Idee e memoria

Bruno Visentini

Confesso un certo orrore nel vedere, su “la Repubblica”, la foto di Bruno Visentini fra quelle di Enrico Berlinguer e di Antonio Di Pietro.

Per giunta con l’orribile errore di individuarlo come proponente di un improbabile “governo degli onesti”. Assai diversa era la personalità e la politica di Visentini e, forse, occorrerebbe imparare ad avere maggior rispetto di chi non c’è più.

L’equivoco, se così si può definire tanta superficialità, nasce da una battaglia che Visentini, a suo tempo, fece, e con la quale reclamò il rispetto della Costituzione.
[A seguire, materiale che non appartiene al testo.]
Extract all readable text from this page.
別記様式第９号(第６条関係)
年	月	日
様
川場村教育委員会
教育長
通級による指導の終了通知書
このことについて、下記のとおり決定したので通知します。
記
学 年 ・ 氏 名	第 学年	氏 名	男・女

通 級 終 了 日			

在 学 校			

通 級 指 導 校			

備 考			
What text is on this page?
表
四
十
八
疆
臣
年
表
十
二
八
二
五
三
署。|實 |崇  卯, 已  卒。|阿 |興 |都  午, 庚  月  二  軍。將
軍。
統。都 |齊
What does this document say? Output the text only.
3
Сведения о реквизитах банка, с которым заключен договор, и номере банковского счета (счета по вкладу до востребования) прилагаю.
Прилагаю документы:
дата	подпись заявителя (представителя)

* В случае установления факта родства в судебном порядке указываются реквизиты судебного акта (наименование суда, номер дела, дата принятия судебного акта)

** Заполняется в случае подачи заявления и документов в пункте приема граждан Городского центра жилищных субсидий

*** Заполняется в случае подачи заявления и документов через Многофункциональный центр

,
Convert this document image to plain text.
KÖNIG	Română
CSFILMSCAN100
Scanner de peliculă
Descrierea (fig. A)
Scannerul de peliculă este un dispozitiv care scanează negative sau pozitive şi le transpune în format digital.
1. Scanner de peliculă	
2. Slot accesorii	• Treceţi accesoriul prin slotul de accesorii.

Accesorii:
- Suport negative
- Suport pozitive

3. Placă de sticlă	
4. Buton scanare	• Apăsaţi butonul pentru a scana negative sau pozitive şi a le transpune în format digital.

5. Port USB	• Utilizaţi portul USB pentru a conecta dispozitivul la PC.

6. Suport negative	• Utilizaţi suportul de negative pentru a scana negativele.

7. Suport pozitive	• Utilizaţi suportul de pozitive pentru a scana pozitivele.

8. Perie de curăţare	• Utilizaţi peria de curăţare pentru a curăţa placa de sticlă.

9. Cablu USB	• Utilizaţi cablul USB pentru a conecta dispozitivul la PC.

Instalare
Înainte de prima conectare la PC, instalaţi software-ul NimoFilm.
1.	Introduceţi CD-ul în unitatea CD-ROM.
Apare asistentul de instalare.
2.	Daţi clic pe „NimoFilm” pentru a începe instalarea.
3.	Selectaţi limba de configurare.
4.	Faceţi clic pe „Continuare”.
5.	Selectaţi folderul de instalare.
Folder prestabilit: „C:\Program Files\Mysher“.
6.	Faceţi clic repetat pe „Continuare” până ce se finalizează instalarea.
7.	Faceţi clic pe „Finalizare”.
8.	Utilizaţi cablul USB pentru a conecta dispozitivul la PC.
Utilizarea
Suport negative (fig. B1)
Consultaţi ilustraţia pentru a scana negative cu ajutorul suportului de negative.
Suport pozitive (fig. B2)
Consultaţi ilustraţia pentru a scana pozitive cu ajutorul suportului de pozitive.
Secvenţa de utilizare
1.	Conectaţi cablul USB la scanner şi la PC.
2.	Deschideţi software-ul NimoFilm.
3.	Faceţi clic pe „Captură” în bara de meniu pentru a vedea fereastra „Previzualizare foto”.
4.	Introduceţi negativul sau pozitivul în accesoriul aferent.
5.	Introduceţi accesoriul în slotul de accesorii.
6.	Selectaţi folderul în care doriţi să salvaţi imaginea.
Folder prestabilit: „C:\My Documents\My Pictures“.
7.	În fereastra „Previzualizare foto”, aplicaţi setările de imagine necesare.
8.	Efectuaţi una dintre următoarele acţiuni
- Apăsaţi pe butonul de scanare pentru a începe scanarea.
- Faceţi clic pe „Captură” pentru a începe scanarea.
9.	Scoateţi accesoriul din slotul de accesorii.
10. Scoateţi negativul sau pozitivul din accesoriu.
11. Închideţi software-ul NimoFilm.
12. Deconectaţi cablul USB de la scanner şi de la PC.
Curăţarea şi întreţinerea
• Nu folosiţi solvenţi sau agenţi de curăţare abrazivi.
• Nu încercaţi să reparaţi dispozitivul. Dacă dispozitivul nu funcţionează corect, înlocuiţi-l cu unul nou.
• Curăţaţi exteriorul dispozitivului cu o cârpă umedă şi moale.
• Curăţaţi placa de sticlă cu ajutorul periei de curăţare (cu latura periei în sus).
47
Nemmeno è vero, com’egli stesso più volte ripeté, che voleva il “governo dei tecnici”. Ben diverso era il suo pensiero.

Bruno Visentini condivise la politica e l’esperienza del centro sinistra, nel corso del quale non ebbe responsabilità ministeriali, ma altri incarichi pubblici. Condivise anche la politica di solidarietà nazionale, di cui, però, avvertì subito l’insufficienza nell’affrontare la crisi italiana. Cercava un equilibrio politico che consentisse dinamicità ed efficacia all’azione di governo, e non credeva potesse consistere nei governi centristi che successero la fine della solidarietà nazionale (da qui una violenta polemica con Ugo La Malfa, che, tragicamente, coincise con la scomparsa di quest’ultimo, il che costrinse Visentini a tornare al governo). Non credeva nemmeno fosse sufficiente la maggioranza di pentapartito, ed in tal senso non si stancò di incalzare, con il suo puntuto carattere, Giovanni Spadolini.

Il primo governo post solidarietà nazionale che incontrò il consenso e l’entusiasmo di Visentini fu il governo di Bettino Craxi. Non solo ne fu ministro (e chi lo conobbe, anche superficialmente, sa che non era certo sufficiente una poltrona a commuoverlo), ma ne fu strenuo difensore. Non si capisce niente di quel che segue, se non si tiene ferma la realtà dei fatti.

Anche il governo Craxi fu logorato, e Visentini, pubblicamente, riprese e rilanciò una sua riflessione, risalente a molti anni prima, su quella che era diventata una patologica evidenza: l’invadenza dei partiti politici nelle faccende istituzionali. Attenti, non l’invadenza della politica (che Visentini era un politico puro ed esperto), ma dei partiti. Il cencellismo, insomma, la necessità di avere un ministro della cultura bestia perché non si poteva dir di no a questa o quella corrente. Visentini reagì chiedendo il rispetto letterale della Costituzione, secondo la quale il futuro presidente del Consiglio riceve l’incarico dalle mani del presidente della Repubblica, ed a lui porta, poi, la lista dei ministri, senza trattarla con le segreterie dei partiti. Una strada, questa, secondo Visentini, che avrebbe garantito maggiore competenza ed affidabilità alla compagine governativa.

Allora non condivisi questa sua battaglia (ed allora se ne parlava, anche animatamente, nei partiti politici), ma non perché non la ritenessi giusta, bensì perché non riuscivo a cogliere in quale modo si poteva sperare che le macchine politiche si spogliassero del potere acquisito. Insomma, mi sembrava che quella di Visentini fosse più una giusta declamazione di un sano principio, piuttosto che una proposta politica. Ma, comunque, che la si condividesse o meno, è semplicemente infamante che la si accosti al moralismo berlingueriano od al manipulitismo giustizialista.

Bruno Visentini fu un uomo di partito, con tutti i pesi che questo comportava, e fu un uomo di Stato, con tutta la necessaria consapevolezza che questo richiedeva. Accostarlo al pregiudizio ideologico, o all’ipocrisia, quando non al qualunquismo reazionario, è cosa che, davvero, non si può permettere.